Binge drinking in decline among young adults

In general, more adults are choosing to drink less or be teetotal

Drinking beer
Drinking beer

The nation’s attitude towards drinking may be changing, as young people turning away from binging and adults consume less alcohol in general.

Over one fifth of adults have cut alcohol out of their diets - up from 19 per cent in 2005, according to data from the Office for National Statistics (ONS).

Binge drinking, defined as regularly consuming more than three to four units of alcohol for men and two to three units for women, has also fallen in the past decade, from 18 per cent to 15 per cent.

The ONS said the fall in binge drinking was due to a combination of adults either drinking less or choosing not to drink at all.

The data also showed that more young people aged between 16 and 24 are opting to be teetotal, rising from 19 per cent in 2005, to 27 per cent in 2013.

The drops in drinking between 2005 and 2013 “were a result of changes among younger adults, with little or no change in older groups”, the ONS report said.

The data also revealed that women who live with dependent children are the most likely to be teetotal and least likely to binge-drink, while men who do not live with children are least likely to avoid drinking and most likely to binge.

When geographical location was considered, researchers found that more teetotallers live in London than anywhere else in England and Wales, compared with 15 per cent in the south west of England.
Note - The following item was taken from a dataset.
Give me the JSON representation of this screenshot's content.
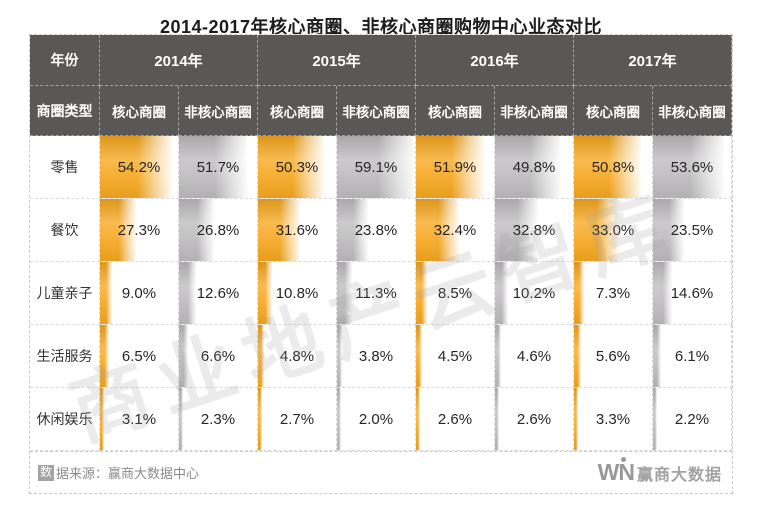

Meanwhile, 36 per cent of participants in Scotland and north east England admitted to binge-drinking in the week before they took part in the survey – more than in any other region.

But in the East of England, the South East, and West Midlands, 22 per cent of those polled said they had exceeded the Government's drinking guidelines.

The ONS said it was difficult to pinpoint what caused regional differences.

The figures have been welcomed by health officials and those within the alcohol industry.

A Department of Health spokesman said: “It is extremely pleasing to see that the number of people binge drinking continues to go down, and it is particularly good to see that young people are drinking less, and hopefully getting into healthier drinking habits for life.”

A spokesman for the Portman Group, which represents alcohol producers, said it welcomed news that binge drinking is in decline, particularly among young people.

He went on to cite statistics published last week which show a decline in alcohol-related violent crime.

“These positive trends are part of a decade-long culture change around our improving relationship with alcohol in this country.

“But alcohol-related harms still remain and some local areas suffer much more than others. The best way to support these communities is to get local businesses, police, local authorities and health services working together to improve town centres, tackle harmful drinking and make our high streets safer places to enjoy.”

The figures come after ONS analysis of crime figures yesterday showed a reduction in alcohol-related violence.